Why does this bitfield have a size of 4?
Is there any way for me to make it have size 2 (as obviously intended in the code below), or is this impossible to do cleanly?
struct S
{
unsigned short x : 15;
bool a : 1;
};
int main() { return sizeof(S); }
It is impossible to do it with standard C++, but it is possible to use a compiler specific pragma or attribute for your structure.
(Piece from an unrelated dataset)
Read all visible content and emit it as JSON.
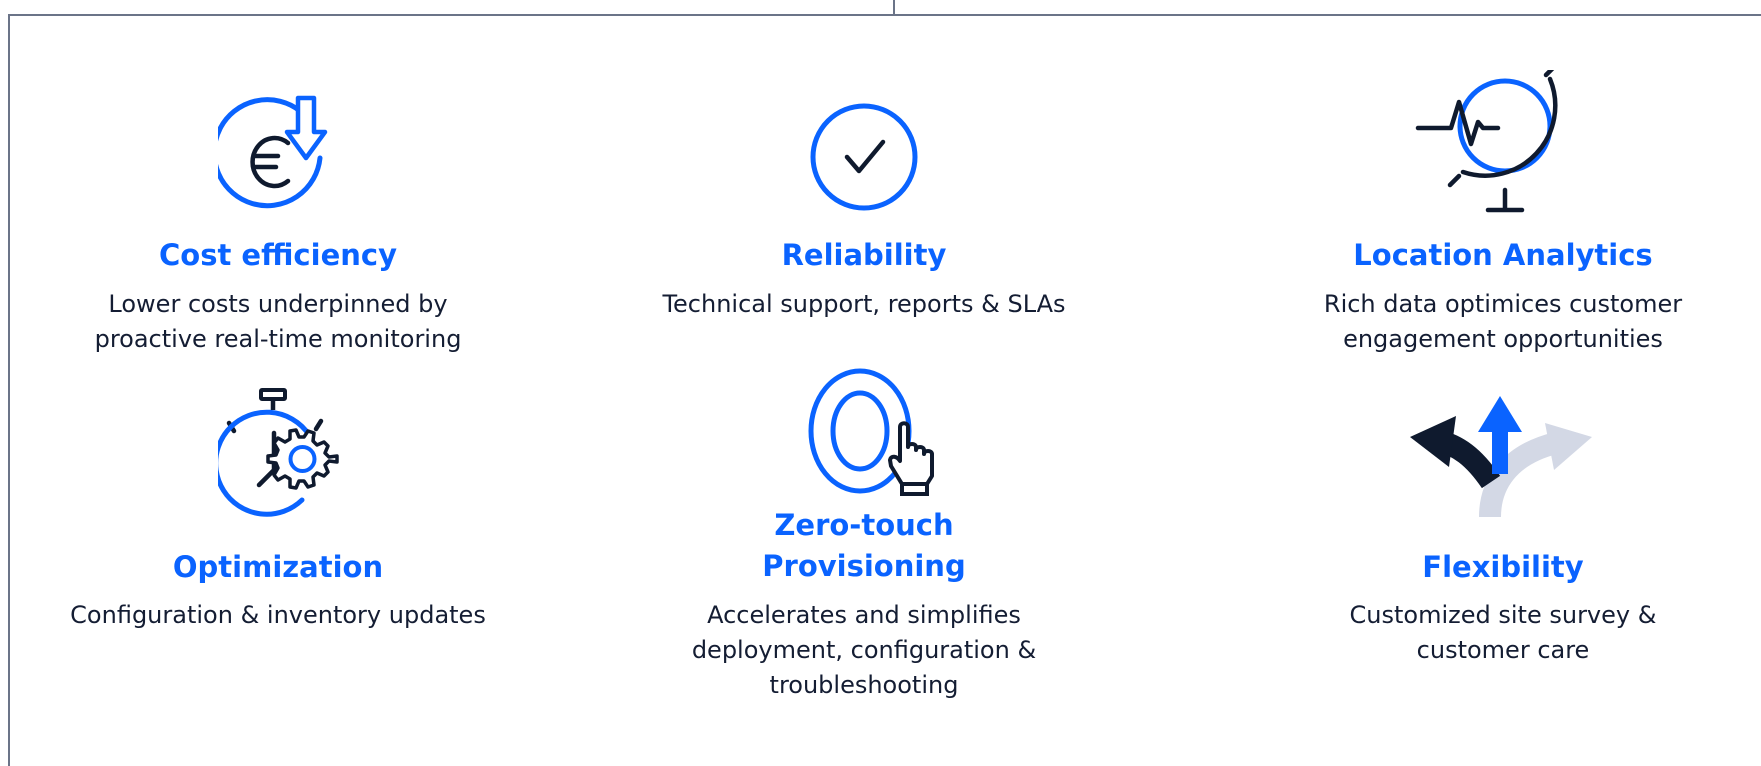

in VC++, it is #pragma pack
Also to get size of 2 only, you have to do this:
#pragma pack(1)
struct s{
unsigned short s1: 15;
unsigned short b1: 1;
};
With #pragma pack on your code as follows:
struct S
{
unsigned short x : 15;
bool a : 1;
};
A hypothetical memory layout would be:
----------------------
+ 1 | 2 | 3 | 4 | 5 | ..
+ x | a |
+---------------------
Hence it occupies 3 bytes
changing bool a to unsigned short a you get this:
-------------------------
+ 1 | 2 | 3 | 4 | 5| ..
+ x |a|
-------------------------
Which occupies only 2 bytes.
The compiler decides that, since the second short is only taking 1 bit, it is possible to just squeeze the structure into 2 bytes. But if a structure member of another type is used (such as bool in your implementation of S) the compiler thinks, since the types are different, it cannot actually squeeze the 1 bit into unsigned short(because it is crossing the type boundary - unfortunately implementation defined). Hence you get 3 bytes for sizeof() instead of 2.